The premise is simple: play Pac-Man but use the dots as currency to build ghost destroying towers. Yet somehow this simple twist makes the game so very different. Since there are a limited number of dots, you can build a limited number of towers, so it’s important to establish safe zones and figure out the most efficient tower placement to keep the endless spawning of ghosts in check. The randomized map design is far more brutal than the original, with dead ends and lots of choke-points to get cornered in, so tower placement doubles as a way to get out of a jam. The other big twist is that dots carry over between levels, so overspending to make one level easy could lead to disaster later.

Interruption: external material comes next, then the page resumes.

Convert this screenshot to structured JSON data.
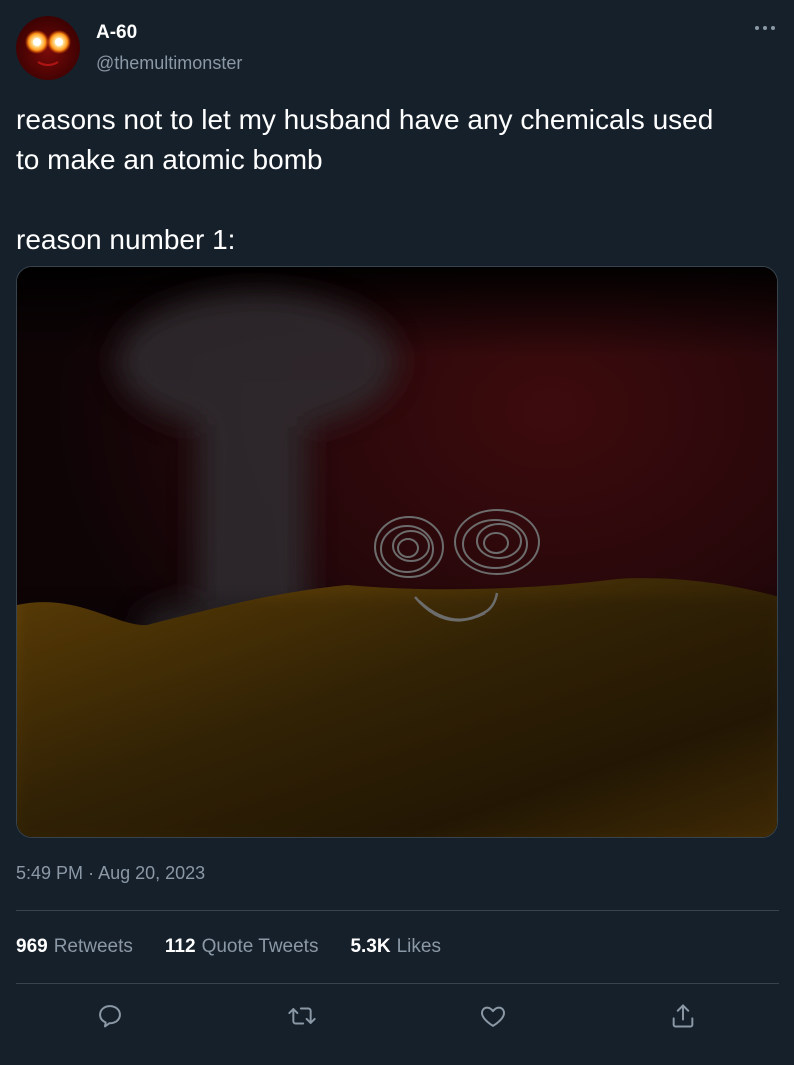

The two criticisms I have for Pakkuman Defense are the lack of multiple lives (even the real Pac-Man wasn’t so cruel) and the slight issues with finicky controls that sometimes refuse to turn or stop. But while these problems contribute to the intense difficulty, they certainly aren’t a dealbreaker. Out of all the games in the Busker collection, this is the one that seems to be the closest to a full and ready to roll out game, and aside from those few minor complaints I don’t think there’s many ways you could improve the simplicity that perfectly captures the feel of Pac-Man’s arcade roots. Pakkuman Defense is a whole new way to approach the Pac-Man model, and one that succeeds in almost every way.
It’s not entirely clear how long the Buskers will be letting latecomers throw in a few dollars, so if you’re interested you really shouldn’t delay. There’s a lot of great talent and ideas on display here, so if you find game design fascinating or you just like to support neat ideas from indies, hop over to their site and throw a few bucks in their hat.